# Math Help - Residue problem

1. ## Residue problem

How do I find the residue of 1/(z^2 sinz) ? It seems to me that it has a 3rd order singularity at z=0, but I cant find the residue. Thanks for any help rendered.

2. Originally Posted by boredaxel
How do I find the residue of 1/(z^2 sinz) ? It seems to me that it has a 3rd order singularity at z=0, but I cant find the residue. Thanks for any help rendered.
It has a pole of order 3 at z = 0. And there is a standard formula (it will be in your textbook or class notes) for finding the residue at a pole ....

Alternatively, you could find and use the first few terms of the Laurent series of $\frac{1}{\sin z}$ (from which it immediately follows that the residue is equal to 1/6).

3. I tried using the formula but I got this equation eventually (attached along this reply).
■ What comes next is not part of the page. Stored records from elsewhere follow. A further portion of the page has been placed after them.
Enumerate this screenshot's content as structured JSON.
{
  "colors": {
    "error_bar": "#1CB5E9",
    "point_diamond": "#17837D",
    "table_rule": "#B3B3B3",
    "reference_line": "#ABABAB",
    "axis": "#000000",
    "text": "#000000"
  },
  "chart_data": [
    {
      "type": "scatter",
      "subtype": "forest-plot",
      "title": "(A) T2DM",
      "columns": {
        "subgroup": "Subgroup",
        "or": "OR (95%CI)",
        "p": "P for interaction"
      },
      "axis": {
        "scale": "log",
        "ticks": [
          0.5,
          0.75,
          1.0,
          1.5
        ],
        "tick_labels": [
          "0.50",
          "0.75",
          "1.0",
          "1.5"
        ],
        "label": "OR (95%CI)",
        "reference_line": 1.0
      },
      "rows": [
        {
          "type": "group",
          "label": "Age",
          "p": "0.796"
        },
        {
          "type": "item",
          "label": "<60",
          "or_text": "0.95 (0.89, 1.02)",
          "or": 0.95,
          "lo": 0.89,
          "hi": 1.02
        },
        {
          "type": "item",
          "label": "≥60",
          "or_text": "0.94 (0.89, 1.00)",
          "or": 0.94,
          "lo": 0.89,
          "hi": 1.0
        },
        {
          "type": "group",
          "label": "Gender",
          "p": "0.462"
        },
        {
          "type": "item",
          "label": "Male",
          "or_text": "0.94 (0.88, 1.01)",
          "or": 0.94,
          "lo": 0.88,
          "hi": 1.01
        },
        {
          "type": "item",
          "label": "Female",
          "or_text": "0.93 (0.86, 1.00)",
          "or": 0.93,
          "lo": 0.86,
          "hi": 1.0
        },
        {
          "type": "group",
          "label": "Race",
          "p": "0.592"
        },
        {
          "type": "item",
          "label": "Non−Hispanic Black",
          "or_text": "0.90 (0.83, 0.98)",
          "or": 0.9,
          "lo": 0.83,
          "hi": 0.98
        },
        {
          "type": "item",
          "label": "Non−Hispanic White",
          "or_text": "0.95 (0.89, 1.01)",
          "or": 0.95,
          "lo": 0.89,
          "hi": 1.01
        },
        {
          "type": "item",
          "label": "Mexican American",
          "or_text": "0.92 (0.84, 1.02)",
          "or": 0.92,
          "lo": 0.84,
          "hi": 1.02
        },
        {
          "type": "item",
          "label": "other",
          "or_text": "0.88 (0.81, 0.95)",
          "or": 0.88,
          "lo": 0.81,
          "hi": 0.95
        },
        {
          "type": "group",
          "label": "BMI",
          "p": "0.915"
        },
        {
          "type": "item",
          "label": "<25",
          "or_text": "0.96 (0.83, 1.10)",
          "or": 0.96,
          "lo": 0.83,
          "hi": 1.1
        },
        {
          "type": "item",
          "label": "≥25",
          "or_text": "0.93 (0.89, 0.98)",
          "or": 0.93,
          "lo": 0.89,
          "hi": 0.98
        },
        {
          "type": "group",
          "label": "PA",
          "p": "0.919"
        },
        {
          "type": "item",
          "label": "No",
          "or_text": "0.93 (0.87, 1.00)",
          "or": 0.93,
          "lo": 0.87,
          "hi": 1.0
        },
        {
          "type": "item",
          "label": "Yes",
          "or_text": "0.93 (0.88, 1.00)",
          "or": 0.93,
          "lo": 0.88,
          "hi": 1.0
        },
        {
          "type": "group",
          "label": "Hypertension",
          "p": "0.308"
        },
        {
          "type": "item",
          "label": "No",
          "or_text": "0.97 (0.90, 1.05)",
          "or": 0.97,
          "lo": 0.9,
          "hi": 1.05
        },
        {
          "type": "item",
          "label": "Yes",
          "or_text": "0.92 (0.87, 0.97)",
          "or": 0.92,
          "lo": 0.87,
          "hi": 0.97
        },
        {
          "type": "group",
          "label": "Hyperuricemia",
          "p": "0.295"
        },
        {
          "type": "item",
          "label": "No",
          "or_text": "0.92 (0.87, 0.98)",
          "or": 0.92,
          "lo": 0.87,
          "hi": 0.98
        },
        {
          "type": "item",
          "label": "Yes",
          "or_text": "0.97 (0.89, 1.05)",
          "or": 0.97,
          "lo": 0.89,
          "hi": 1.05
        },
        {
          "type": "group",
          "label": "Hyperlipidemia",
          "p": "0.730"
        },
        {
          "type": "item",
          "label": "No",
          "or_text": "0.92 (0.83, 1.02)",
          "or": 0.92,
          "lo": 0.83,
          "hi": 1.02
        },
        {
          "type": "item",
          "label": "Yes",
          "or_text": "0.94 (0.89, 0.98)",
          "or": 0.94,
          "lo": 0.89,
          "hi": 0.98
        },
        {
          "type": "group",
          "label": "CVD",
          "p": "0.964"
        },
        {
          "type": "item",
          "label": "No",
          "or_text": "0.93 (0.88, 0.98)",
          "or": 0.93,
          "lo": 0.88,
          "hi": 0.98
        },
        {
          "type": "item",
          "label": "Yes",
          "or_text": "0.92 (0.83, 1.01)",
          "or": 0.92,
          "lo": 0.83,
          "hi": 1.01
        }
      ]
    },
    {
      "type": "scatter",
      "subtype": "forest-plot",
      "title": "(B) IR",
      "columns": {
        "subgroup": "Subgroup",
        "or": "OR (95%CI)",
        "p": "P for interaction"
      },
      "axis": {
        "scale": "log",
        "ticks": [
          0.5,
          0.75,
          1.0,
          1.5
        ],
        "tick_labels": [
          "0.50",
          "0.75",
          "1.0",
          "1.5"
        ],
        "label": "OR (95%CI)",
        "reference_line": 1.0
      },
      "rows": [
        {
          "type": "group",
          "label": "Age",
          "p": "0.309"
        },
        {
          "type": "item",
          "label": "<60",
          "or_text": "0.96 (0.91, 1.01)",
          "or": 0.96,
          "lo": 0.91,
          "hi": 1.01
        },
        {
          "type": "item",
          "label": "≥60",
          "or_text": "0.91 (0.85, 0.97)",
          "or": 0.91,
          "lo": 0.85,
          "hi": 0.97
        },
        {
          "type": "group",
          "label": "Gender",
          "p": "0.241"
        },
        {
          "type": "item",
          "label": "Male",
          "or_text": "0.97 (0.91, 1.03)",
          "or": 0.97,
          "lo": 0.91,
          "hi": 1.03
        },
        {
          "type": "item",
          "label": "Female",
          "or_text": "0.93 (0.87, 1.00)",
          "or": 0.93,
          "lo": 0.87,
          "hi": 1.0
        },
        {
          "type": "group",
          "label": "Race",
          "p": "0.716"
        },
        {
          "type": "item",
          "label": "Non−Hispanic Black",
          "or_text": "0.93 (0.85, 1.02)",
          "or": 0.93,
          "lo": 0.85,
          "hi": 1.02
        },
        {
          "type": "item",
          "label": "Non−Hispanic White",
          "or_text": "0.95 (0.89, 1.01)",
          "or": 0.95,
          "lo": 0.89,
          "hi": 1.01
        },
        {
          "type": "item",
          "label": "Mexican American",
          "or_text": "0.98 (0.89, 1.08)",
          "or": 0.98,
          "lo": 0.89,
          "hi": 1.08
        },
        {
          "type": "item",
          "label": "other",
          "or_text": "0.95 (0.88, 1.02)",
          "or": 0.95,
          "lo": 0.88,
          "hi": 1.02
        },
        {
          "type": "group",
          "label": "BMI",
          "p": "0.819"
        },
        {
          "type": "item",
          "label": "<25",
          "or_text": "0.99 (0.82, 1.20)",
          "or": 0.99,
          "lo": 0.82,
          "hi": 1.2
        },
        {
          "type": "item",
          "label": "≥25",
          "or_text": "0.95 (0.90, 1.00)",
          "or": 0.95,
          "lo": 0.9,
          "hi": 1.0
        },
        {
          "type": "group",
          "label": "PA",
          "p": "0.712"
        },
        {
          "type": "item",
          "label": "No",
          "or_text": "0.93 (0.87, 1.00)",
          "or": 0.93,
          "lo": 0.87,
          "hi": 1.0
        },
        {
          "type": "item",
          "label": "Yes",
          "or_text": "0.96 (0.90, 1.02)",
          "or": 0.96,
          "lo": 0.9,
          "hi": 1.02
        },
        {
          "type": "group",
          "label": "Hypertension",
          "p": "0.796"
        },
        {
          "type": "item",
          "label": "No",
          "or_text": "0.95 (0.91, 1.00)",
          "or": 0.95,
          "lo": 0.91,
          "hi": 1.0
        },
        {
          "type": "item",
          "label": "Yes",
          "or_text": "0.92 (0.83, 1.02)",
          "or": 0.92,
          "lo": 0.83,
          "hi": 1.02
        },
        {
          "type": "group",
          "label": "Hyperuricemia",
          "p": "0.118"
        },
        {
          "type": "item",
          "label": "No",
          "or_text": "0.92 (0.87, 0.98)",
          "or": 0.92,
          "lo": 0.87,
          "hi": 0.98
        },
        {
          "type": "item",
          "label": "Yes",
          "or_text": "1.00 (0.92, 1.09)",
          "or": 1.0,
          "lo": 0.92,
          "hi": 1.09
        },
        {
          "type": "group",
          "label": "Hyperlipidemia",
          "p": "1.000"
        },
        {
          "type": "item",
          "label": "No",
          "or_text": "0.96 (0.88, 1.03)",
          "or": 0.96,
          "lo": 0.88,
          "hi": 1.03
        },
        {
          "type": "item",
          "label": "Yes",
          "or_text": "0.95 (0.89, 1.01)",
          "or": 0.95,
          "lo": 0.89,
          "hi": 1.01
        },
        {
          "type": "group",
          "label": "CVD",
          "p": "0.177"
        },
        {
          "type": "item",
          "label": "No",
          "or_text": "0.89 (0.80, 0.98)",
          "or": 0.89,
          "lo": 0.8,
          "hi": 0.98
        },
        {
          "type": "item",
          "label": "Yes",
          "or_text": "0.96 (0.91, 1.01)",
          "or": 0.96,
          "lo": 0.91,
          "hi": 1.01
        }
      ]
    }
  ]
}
I could not eliminate the sinz at the denominatior, causing my ans to tend to inf as z tends to 0. Have I used the formula wrongly or is there another formula to get the residue?

4. Originally Posted by boredaxel
I tried using the formula but I got this equation eventually (attached along this reply). I could not eliminate the sinz at the denominatior, causing my ans to tend to inf as z tends to 0. Have I used the formula wrongly or is there another formula to get the residue?
Following up from my earlier reply:

Note that $\frac{1}{\sin z}$ has a pole of order 1 at z = 0 since $\lim_{z \to 0} \frac{z}{\sin z}$ is finite (and is equal to 1). Furthermore, $\text{Res}\left( \frac{1}{\sin z}, z = 0\right) = 1$.

Therefore $\frac{1}{\sin z} = \frac{1}{z} + a + bz + cz^2 + ....$

Therefore $\text{Res}\left( \frac{1}{z^2 \sin z}, z = 0\right) = b$.

To get the value of b, substitute $\sin z = z - \frac{z^3}{6} + \frac{z^5}{120} - ....$ into $\frac{1}{\sin z} = \frac{1}{z} + a + bz + cz^2 + ....$ and re-arrange:

$1 = \left(z - \frac{z^3}{6} + \frac{z^5}{120} - .... \right) \left(\frac{1}{z} + a + bz + cz^2 + ....\right)$

Expand and equate coefficients:

Coefficient of z: a = 0.

Coefficient of $z^2$: $0 = b - \frac{1}{6} \Rightarrow b = \frac{1}{6}$.

5. What can't Wolfram Alpha do?

6. Originally Posted by chiph588@
What can't Wolfram Alpha do?
What can't you do? - Wolfram|Alpha